O(n^2) is bad - can it be fixed?

kosh kosh at aesaeion.com
Tue May 22 08:49:04 CEST 2001


Helen Dawson wrote:

> The following script tests appending to a list and to a string.
> 
> 
> def AppendTest(listorstring):
>     for i in range(0, 100):
>         for x in range(0, 2000):
>             listorstring += " "
>         print i
> 
> AppendTest([])
> AppendTest("")
> 
> 
> The test with the list runs very swiftly and smoothly - the numbers
> are printed out at a steady rate. The test with the string runs
> slowly, and the speed that the numbers appear slows down - a lot. In
> fact, I have never seen the string test end - I always abort it out
> of boredom before it gets to twenty five.
> 
> Without even looking in the Python internals it is obvious what is
> happening. In the string case, each time a character is appended the
> entire string is copied. Therefore adding n characters requires
> n^2/2 bytes to be copied, making processing large files (where large
> is > about 10K) very inefficient - and processing files larger
> than about 100K is virtually impossible.
> 
> List does much better. Why? It probably does the same thing that the
> STL vector typically does - the allocabe space doubles whenever it
> runs out of room, and then the newly allocated space is filled in
> as needed.
> 
> So, why can't string do that?
> 
> When we could only go string = string + " " then fixing this problem
> was probably impossible, but with += it seems like it should be quite
> possible - maybe even easy!
> 
> Right now if I am producing a text file a character at a time I have
> to do it to a list and then use string.join() to convert at the end.
> That works, but seems clunky.
> 
> It's also a landmine for the naive. I recognized the problem
> immediately, but many people would simply assume that Python was slow,
> when it took an hour to process a one Mbyte file.
> 
> I'm using Python 2.1, on Windows.
> 
> Bruce Dawson.
> 
> P.S. Is this a known issue?
> 
> 
> 


The reason that is slow is that you modify the lenght of the string many 
times. The list one is far more efficient especially with a few 
modifications. For the list one when you do a .join you only put all of 
them together once insetead of adding together many times.

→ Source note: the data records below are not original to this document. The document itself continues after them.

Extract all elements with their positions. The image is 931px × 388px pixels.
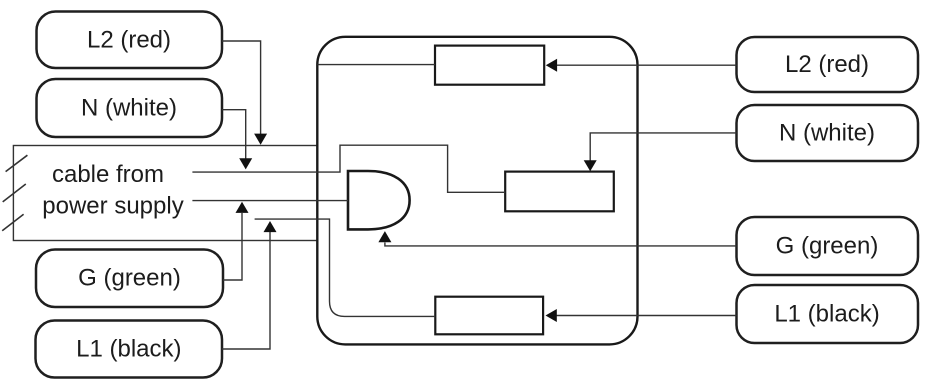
svg-text:L2 (red): L2 (red) (785, 51, 869, 78)
arrowhead N right pointing down (584, 160, 597, 171)
svg-text:cable from: cable from (52, 161, 164, 188)
wire L1 black from cable to bottom terminal (255, 219, 436, 316)
label box G (green) right (737, 217, 919, 275)
svg-text:L1 (black): L1 (black) (774, 300, 879, 327)
wire L2 red inside box to top terminal (317, 64, 435, 66)
wire from L2 left label (222, 41, 261, 134)
terminal block middle (N connector) (505, 172, 614, 212)
wire from L1 right label to bottom terminal (557, 315, 737, 317)
ground lug D-shape (348, 171, 410, 229)
label box L2 (red) right (737, 37, 919, 92)
terminal block bottom (L1 connector) (435, 297, 543, 335)
arrowhead G left pointing up (236, 202, 249, 213)
svg-text:G (green): G (green) (78, 265, 181, 292)
terminal block top (L2 connector) (435, 46, 544, 85)
arrowhead G right pointing up (378, 231, 391, 242)
wire from G right label to ground lug (385, 243, 737, 246)
label box L2 (red) left (37, 12, 223, 69)
svg-text:power supply: power supply (42, 193, 183, 220)
wire G green from cable to ground lug (192, 200, 348, 202)
wire from N right label to middle terminal (590, 133, 736, 161)
arrowhead L1 right pointing left (546, 309, 557, 322)
svg-text:N (white): N (white) (779, 119, 875, 146)
cable break slash 3 (2, 214, 23, 230)
label box G (green) left (36, 250, 223, 308)
svg-text:G (green): G (green) (776, 232, 879, 259)
arrowhead L2 left pointing down (254, 134, 267, 145)
wire from G left label (223, 213, 242, 280)
arrowhead L1 left pointing up (264, 221, 277, 232)
wire from L2 right label to top terminal (557, 64, 737, 66)
arrowhead N left pointing down (239, 158, 252, 169)
label box L1 (black) left (36, 321, 223, 378)
svg-text:N (white): N (white) (81, 94, 177, 121)
label box N (white) left (37, 79, 223, 137)
cable from power supply rectangle (13, 146, 317, 241)
svg-text:L2 (red): L2 (red) (87, 26, 171, 53)
label box L1 (black) right (737, 285, 919, 343)
cable break slash 2 (3, 184, 26, 202)
wire from N left label (222, 110, 246, 159)
power supply box U1 (317, 37, 637, 345)
cable break slash 1 (6, 155, 28, 171)
wire from L1 left label (222, 232, 270, 349)
wire N white from cable to middle terminal (192, 145, 505, 192)
label box N (white) right (737, 105, 919, 161)
arrowhead L2 right pointing left (546, 59, 557, 72)
svg-text:L1 (black): L1 (black) (76, 335, 181, 362)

However also consider this case

list = []
for i in somelist:
        list.append(i)
string.join(list, "")

a faster way then that is
list = []
append = list.append
for i in somelist:
        append(i)
string.join(list, "")

That works faster become it removes a lookup operation from every iteration 
of the loop. I know this doesn't precisely answer your question but it 
should enable you to code a much faster solution.